Little wonder, then, that the major labels wanted in. Ackerman had been Windham Hill's only employee from 1976 until 1980. By the early '80s, he had become its chief executive officer, with then-wife Anne Robinson as its president. "We used to joke about titles," he says. "We'd say, 'I'll be the CEO and you'll be the president.' But then the corporate structure formed around what we'd decided and those titles came to mean something." In 1982, Ackerman and Robinson divorced. "We put a tremendous amount of energy into the music and kind of forgot about the rest of our life," Robinson has said. "If the business hadn't been so successful, we might still be married."

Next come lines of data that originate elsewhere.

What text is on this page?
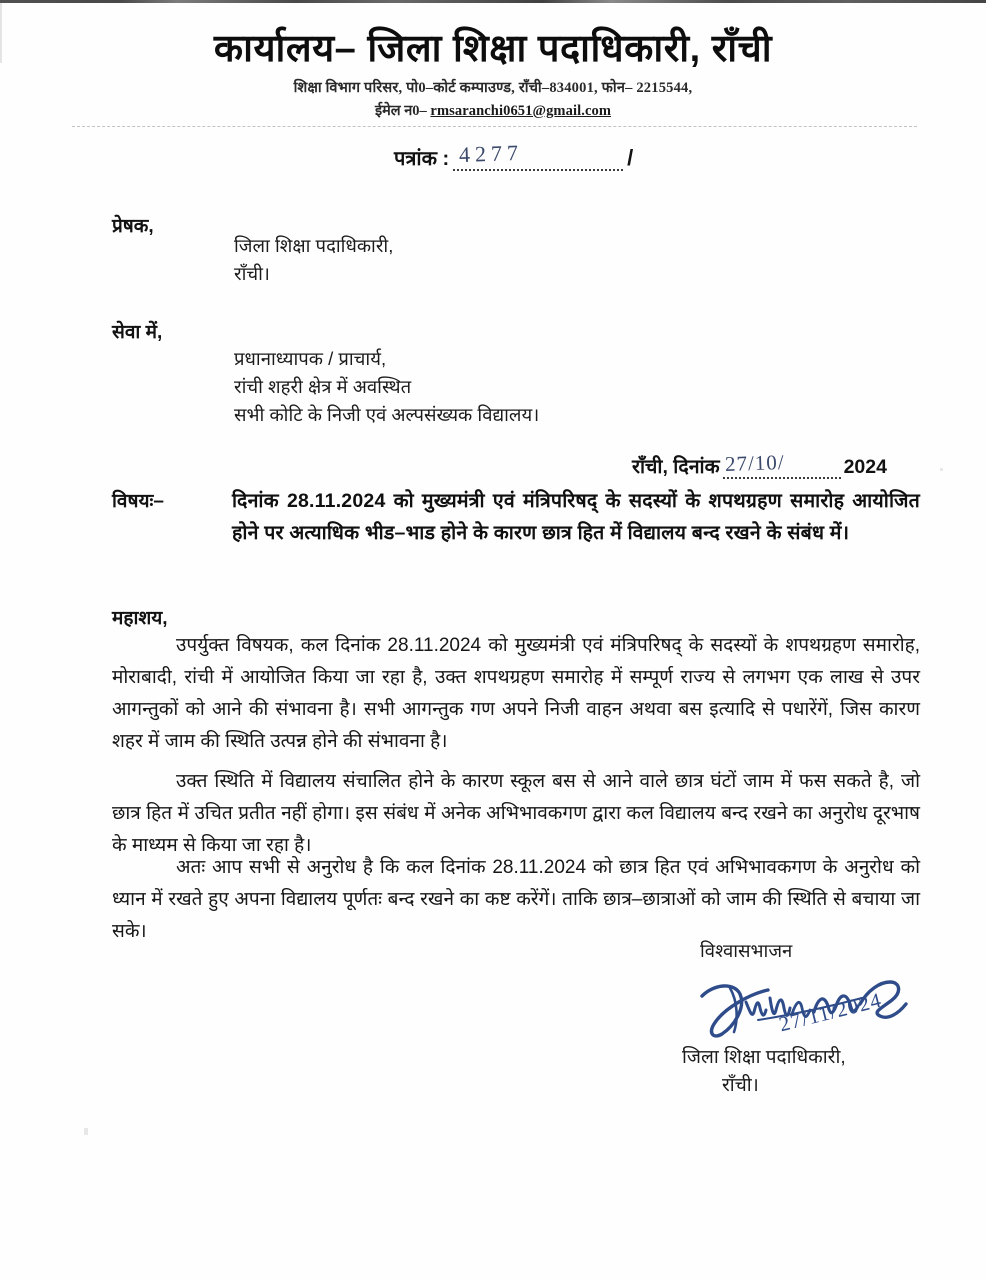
कार्यालय– जिला शिक्षा पदाधिकारी, राँची
शिक्षा विभाग परिसर, पो0–कोर्ट कम्पाउण्ड, राँची–834001, फोन– 2215544,
ईमेल न0– rmsaranchi0651@gmail.com
पत्रांक : 4277	/
प्रेषक,
जिला शिक्षा पदाधिकारी,
राँची।
सेवा में,
प्रधानाध्यापक / प्राचार्य,
रांची शहरी क्षेत्र में अवस्थित
सभी कोटि के निजी एवं अल्पसंख्यक विद्यालय।
राँची, दिनांक 27/10/	2024
विषयः–	दिनांक 28.11.2024 को मुख्यमंत्री एवं मंत्रिपरिषद् के सदस्यों के शपथग्रहण समारोह आयोजित होने पर अत्याधिक भीड–भाड होने के कारण छात्र हित में विद्यालय बन्द रखने के संबंध में।
महाशय,
उपर्युक्त विषयक, कल दिनांक 28.11.2024 को मुख्यमंत्री एवं मंत्रिपरिषद् के सदस्यों के शपथग्रहण समारोह, मोराबादी, रांची में आयोजित किया जा रहा है, उक्त शपथग्रहण समारोह में सम्पूर्ण राज्य से लगभग एक लाख से उपर आगन्तुकों को आने की संभावना है। सभी आगन्तुक गण अपने निजी वाहन अथवा बस इत्यादि से पधारेंगें, जिस कारण शहर में जाम की स्थिति उत्पन्न होने की संभावना है।
उक्त स्थिति में विद्यालय संचालित होने के कारण स्कूल बस से आने वाले छात्र घंटों जाम में फस सकते है, जो छात्र हित में उचित प्रतीत नहीं होगा। इस संबंध में अनेक अभिभावकगण द्वारा कल विद्यालय बन्द रखने का अनुरोध दूरभाष के माध्यम से किया जा रहा है।
अतः आप सभी से अनुरोध है कि कल दिनांक 28.11.2024 को छात्र हित एवं अभिभावकगण के अनुरोध को ध्यान में रखते हुए अपना विद्यालय पूर्णतः बन्द रखने का कष्ट करेंगें। ताकि छात्र–छात्राओं को जाम की स्थिति से बचाया जा सके।
विश्वासभाजन
27/11/2024
जिला शिक्षा पदाधिकारी,
राँची।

Not long after his divorce, Ackerman--who was also a performing guitarist with successful records on his label--realized he had to resign as CEO to resume his musical career. He negotiated a working arrangement with BMG to insure wider distribution for Windham Hill and started looking for an opportunity to sell the company. In May 1992, he divested himself of his last 30 percent and walked away with an undisclosed, but considerable, nest egg.

Today, Windham Hill president Steve Vining sits in an office in Beverly Hills, with framed gold and platinum CDs on his walls, a balcony overlooking the city, and a Porsche Boxster parked in the subterranean garage. He has extended Windham Hill's offerings from New Age to contiguous categories like easy-listening vocals and instrumental world music in the same way that Procter & Gamble might extend its brand lines for a laundry detergent. "On a day-in, day-out basis, we act more like P&G than we do a record label," he says.

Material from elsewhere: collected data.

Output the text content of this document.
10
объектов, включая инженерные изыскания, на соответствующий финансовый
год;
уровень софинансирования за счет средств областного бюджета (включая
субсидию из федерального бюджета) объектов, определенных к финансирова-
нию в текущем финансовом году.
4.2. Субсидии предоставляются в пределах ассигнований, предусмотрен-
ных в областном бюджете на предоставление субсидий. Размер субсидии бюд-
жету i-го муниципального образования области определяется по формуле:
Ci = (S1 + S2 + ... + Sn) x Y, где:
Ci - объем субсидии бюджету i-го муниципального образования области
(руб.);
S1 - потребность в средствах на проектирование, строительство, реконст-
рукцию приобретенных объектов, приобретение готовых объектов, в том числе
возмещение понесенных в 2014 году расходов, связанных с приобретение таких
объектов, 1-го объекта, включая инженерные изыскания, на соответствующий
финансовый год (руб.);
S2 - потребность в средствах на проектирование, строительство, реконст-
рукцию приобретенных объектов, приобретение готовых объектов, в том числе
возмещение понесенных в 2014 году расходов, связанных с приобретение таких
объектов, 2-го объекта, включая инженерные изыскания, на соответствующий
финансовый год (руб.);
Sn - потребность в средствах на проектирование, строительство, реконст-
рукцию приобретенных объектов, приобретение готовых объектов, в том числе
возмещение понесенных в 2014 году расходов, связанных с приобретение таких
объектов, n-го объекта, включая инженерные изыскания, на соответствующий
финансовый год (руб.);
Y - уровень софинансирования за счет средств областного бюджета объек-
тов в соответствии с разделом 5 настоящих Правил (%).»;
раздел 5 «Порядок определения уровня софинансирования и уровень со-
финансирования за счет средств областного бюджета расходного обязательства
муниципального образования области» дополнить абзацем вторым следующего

With his agreement not to compete with BMG having expired in 1995, Ackerman began running a new record label called Imaginary Road from his mountain compound near Brattleboro, Vermont. Many of his artists--vocalist Jennifer Kimball, perhaps even the percussion-laced instrumental guitarists Rob Eberhard Young and Preston Reed--would fit neatly into Vining's profile for Windham Hill. At the same time, when Ackerman decided to record and release his own music for the first time in six years, he chose Windham Hill, not Imaginary Road.

"It made sense," he says. "My whole back catalogue was there. My history was there. There's no hostile break with the past for me. My leaving Windham Hill was nothing more than a guy coming to a point where there's a change in his life." His new relationship with Windham Hill has already proven successful: the CD, The Sound of Wind Driven Rain, recently earned a Grammy Award nomination. And with his decision at presstime to close Imaginary Road, he will also be producing records for Windham Hill on a freelance basis.